Spätestens auf dem AI Action Summit im Februar 2025 hat sich Frankreich als KI-Nation der Zukunft präsentiert. Der französische Präsident Emmanuel Macron hatte im Rahmen der Konferenz unter anderem angekündigt, 109 Milliarden Euro in den Ausbau von KI-Rechenzentren stecken zu wollen.
Softbank investiert massiv in KI
Bis Ende 2027 soll in der Nähe von Paris etwa ein Rechenzentrum mit einer Kapazität von 1,4 Gigawatt entstehen. Das milliardenschwere Projekt wird von Nvidia, Mistral AI, der französischen Förderbank Bpifrance und dem Investmentfonds MGX aus Abu Dhabi gemeinsam finanziert, wie das Handelsblatt berichtete. Noch einmal deutlich größer dimensioniert soll eine von Softbank geplante Investition in Frankreichs KI-Infrastruktur sein.
Wie der japanische Tech-Konzern und Großinvestor am 30. Mai 2026 mitgeteilt hat, sollen insgesamt 75 Milliarden Euro in französische KI-Rechenzentren fließen. Damit soll eine Kapazität von fünf Gigawatt errichtet werden. Allein 45 Milliarden Euro will Softbank demnach in KI-Rechenzentren mit einer Kapazität von 3,1 Gigawatt stecken, die in der nordfranzösischen Region Hauts-de-France angesiedelt sein sollen.
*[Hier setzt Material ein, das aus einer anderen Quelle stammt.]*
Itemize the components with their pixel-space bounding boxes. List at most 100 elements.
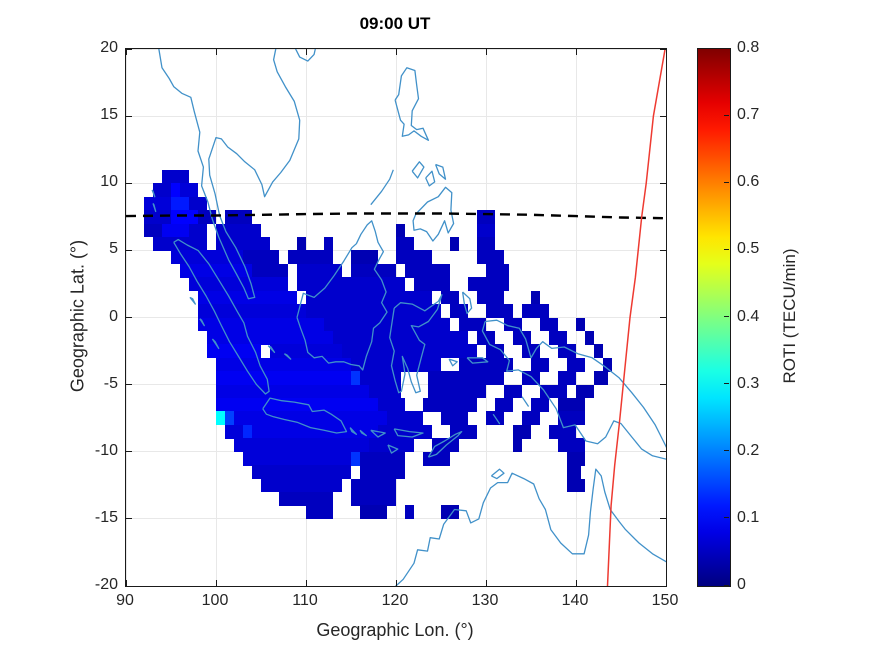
heatmap-cell: [432, 330, 442, 345]
heatmap-cell: [189, 277, 199, 292]
heatmap-cell: [315, 465, 325, 479]
terminator-line: [606, 49, 666, 586]
heatmap-cell: [270, 357, 280, 372]
heatmap-cell: [378, 465, 388, 479]
heatmap-cell: [243, 263, 253, 278]
tick-mark: [575, 49, 577, 55]
heatmap-cell: [360, 424, 370, 439]
heatmap-cell: [369, 357, 379, 372]
heatmap-cell: [225, 304, 235, 318]
heatmap-cell: [405, 357, 415, 372]
heatmap-cell: [423, 344, 433, 359]
heatmap-cell: [499, 371, 505, 385]
heatmap-cell: [144, 196, 154, 211]
heatmap-cell: [567, 424, 577, 439]
heatmap-cell: [297, 398, 307, 412]
heatmap-cell: [522, 424, 532, 439]
heatmap-cell: [243, 344, 253, 359]
heatmap-cell: [378, 424, 388, 439]
heatmap-cell: [270, 344, 280, 359]
heatmap-cell: [490, 371, 500, 385]
heatmap-cell: [216, 330, 226, 345]
colorbar-tick-label: 0.4: [737, 307, 760, 325]
heatmap-cell: [387, 330, 397, 345]
heatmap-cell: [567, 451, 577, 466]
heatmap-cell: [153, 223, 163, 238]
heatmap-cell: [270, 384, 280, 399]
heatmap-cell: [306, 478, 316, 493]
heatmap-cell: [198, 196, 208, 211]
heatmap-cell: [306, 250, 316, 265]
heatmap-cell: [270, 478, 280, 493]
heatmap-cell: [378, 290, 388, 305]
heatmap-cell: [436, 371, 446, 385]
heatmap-cell: [378, 411, 388, 426]
heatmap-cell: [342, 330, 352, 345]
heatmap-cell: [225, 424, 235, 439]
heatmap-cell: [495, 357, 505, 372]
heatmap-cell: [315, 411, 325, 426]
x-tick-label: 140: [561, 592, 589, 609]
heatmap-cell: [261, 317, 271, 332]
heatmap-cell: [405, 317, 415, 332]
heatmap-cell: [441, 330, 451, 345]
heatmap-cell: [243, 438, 253, 453]
heatmap-cell: [351, 438, 361, 453]
heatmap-cell: [360, 263, 370, 278]
heatmap-cell: [324, 451, 334, 466]
colorbar-tick-label: 0: [737, 576, 746, 593]
heatmap-cell: [315, 371, 325, 385]
heatmap-cell: [414, 250, 424, 265]
heatmap-cell: [297, 250, 307, 265]
heatmap-cell: [297, 424, 307, 439]
heatmap-cell: [324, 411, 334, 426]
heatmap-cell: [288, 465, 298, 479]
coastline-path: [294, 49, 316, 62]
heatmap-cell: [234, 304, 244, 318]
heatmap-cell: [423, 304, 433, 318]
heatmap-cell: [423, 398, 433, 412]
heatmap-cell: [459, 317, 469, 332]
heatmap-cell: [387, 411, 397, 426]
heatmap-cell: [396, 236, 406, 251]
heatmap-cell: [540, 357, 550, 372]
heatmap-cell: [288, 317, 298, 332]
heatmap-cell: [369, 263, 379, 278]
heatmap-cell: [270, 465, 280, 479]
colorbar-tick-mark: [724, 517, 729, 519]
heatmap-cell: [432, 317, 442, 332]
heatmap-cell: [558, 411, 568, 426]
coastline-path: [394, 468, 666, 586]
heatmap-cell: [495, 398, 505, 412]
coastline-path: [492, 413, 501, 425]
heatmap-cell: [333, 478, 343, 493]
heatmap-cell: [531, 344, 541, 359]
heatmap-cell: [207, 290, 217, 305]
heatmap-cell: [414, 263, 424, 278]
heatmap-cell: [396, 438, 406, 453]
x-tick-label: 120: [381, 592, 409, 609]
heatmap-cell: [396, 451, 406, 466]
heatmap-cell: [342, 277, 352, 292]
heatmap-cell: [171, 196, 181, 211]
coastline-path: [173, 238, 270, 395]
tick-mark: [126, 49, 132, 50]
heatmap-cell: [486, 263, 496, 278]
heatmap-cell: [477, 317, 487, 332]
heatmap-cell: [153, 183, 163, 198]
heatmap-cell: [234, 210, 244, 224]
heatmap-cell: [189, 263, 199, 278]
heatmap-cell: [153, 196, 163, 211]
heatmap-cell: [342, 465, 352, 479]
heatmap-cell: [405, 304, 415, 318]
heatmap-cell: [207, 344, 217, 359]
heatmap-cell: [567, 411, 577, 426]
heatmap-cell: [288, 384, 298, 399]
heatmap-cell: [342, 384, 352, 399]
heatmap-cell: [459, 411, 469, 426]
heatmap-cell: [333, 371, 343, 385]
coastline-path: [370, 429, 386, 438]
heatmap-cell: [315, 492, 325, 506]
heatmap-cell: [558, 438, 568, 453]
heatmap-cell: [252, 277, 262, 292]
Rasantes KI-Wachstum unterstützen
Für Softbank ist es die nach eigenen Angaben bisher größte Investition in KI-Infrastruktur in Europa. Primäres Ziel des Unternehmens: „das rasante KI-Wachstum unterstützen, indem der Zugang zu Hochleistungsrechenkapazitäten in Frankreich erweitert wird“.
Roland Lescure, Frankreichs Minister für Wirtschaft, Finanzen und die industrielle und digitale Souveränität des Landes, erklärte, dass die Softbank-Investition von „Macrons Bestreben, Frankreich als führendes Ziel entlang der gesamten KI-Wertschöpfungskette zu positionieren“, zeuge.
Macron eröffnet Gipfel „Choose France“
Die Ankündigung Softbanks kommt im Vorfeld der 2026er-Auflage des von Macron ins Leben gerufenen Wirtschaftsgipfels „Choose France“, der am 1. Juni 2026 eröffnet wird. In dessen Rahmen kommen über 200 Konzernlenker:innen aus rund 50 Ländern mit politischen Entscheidungsträger:innen und Vertreter:innen der Wirtschaft Frankreichs zusammen. Sie sollen sich über mögliche Projekte und Investitionen in den Bereichen KI und Energie austauschen, wie es vonseiten des französischen Ministeriums für Europa und auswärtige Angelegenheiten heißt.
Laut dem sogenannten Attraktivitätsbarometer der Beratungsagentur EY war Frankreich 2025 zum siebten Mal in Folge Europas attraktivster Standort für ausländische Direktinvestitionen. Allein die Investitionen in KI sollen demnach gegenüber dem Vorjahr um 24 Prozent angestiegen sein.